This article is part of the supplement: EADGENE and SABRE Post-analyses Workshop
Comparison of three microarray probe annotation pipelines: differences in strategies and their effect on downstream analysis
- Equal contributors
1 Laboratory of Bioinformatics, Wageningen University and Research centre (WUR), P.O. Box 569, 6700 AN Wageningen, The Netherlands
2 Sigenae UR875 Biométrie et Intelligence Artificielle/Génétique Cellulaire, Institut National de la Recherche Agrinomique (INRA), BP 52627, 31326 Castanet-Tolosan Cedex, France
3 Institute for Animal Health (IAH), Compton, nr Newbury, RG20 7NN, UK
4 Animal Breeding and Genomics Centre, Wageningen University and Research centre (WUR), P.O. Box 338, 6700 AH, Wageningen, The Netherlands
BMC Proceedings 2009, 3(Suppl 4):S1 doi:10.1186/1753-6561-3-S4-S1Published: 16 July 2009
Reliable annotation linking oligonucleotide probes to target genes is essential for functional biological analysis of microarray experiments. We used the IMAD, OligoRAP and sigReannot pipelines to update the annotation for the ARK-Genomics Chicken 20 K array as part of a joined EADGENE/SABRE workshop. In this manuscript we compare their annotation strategies and results. Furthermore, we analyse the effect of differences in updated annotation on functional analysis for an experiment involving Eimeria infected chickens and finally we propose guidelines for optimal annotation strategies.
IMAD, OligoRAP and sigReannot update both annotation and estimated target specificity. The 3 pipelines can assign oligos to target specificity categories although with varying degrees of resolution. Target specificity is judged based on the amount and type of oligo versus target-gene alignments (hits), which are determined by filter thresholds that users can adjust based on their experimental conditions. Linking oligos to annotation on the other hand is based on rigid rules, which differ between pipelines.

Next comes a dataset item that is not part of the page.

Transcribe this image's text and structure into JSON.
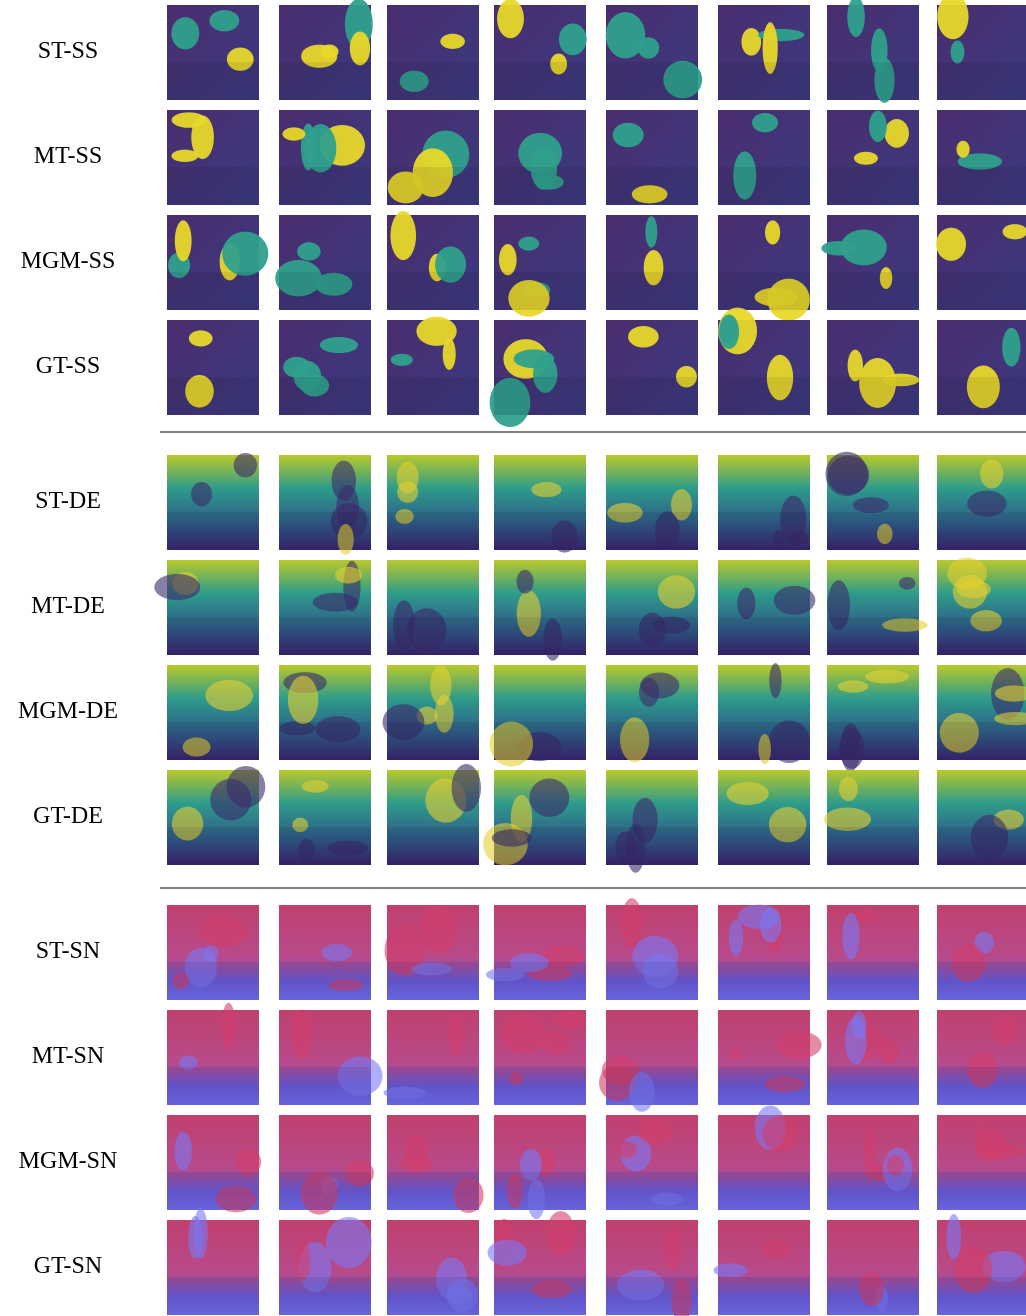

For 52.7% of the oligos from a subset selected for in depth comparison all pipelines linked to one or more Ensembl genes with consensus on 44.0%. In 31.0% of the cases none of the pipelines could assign an Ensembl gene to an oligo and for the remaining 16.3% the coverage differed between pipelines. Differences in updated annotation were mainly due to different thresholds for hybridisation potential filtering of oligo versus target-gene alignments and different policies for expanding annotation using indirect links. The differences in updated annotation packages had a significant effect on GO term enrichment analysis with consensus on only 67.2% of the enriched terms.
In addition to flexible thresholds to determine target specificity, annotation tools should provide metadata describing the relationships between oligos and the annotation assigned to them. These relationships can then be used to judge the varying degrees of reliability allowing users to fine-tune the balance between reliability and coverage. This is important as it can have a significant effect on functional microarray analysis as exemplified by the lack of consensus on almost one third of the terms found with GO term enrichment analysis based on updated IMAD, OligoRAP or sigReannot annotation.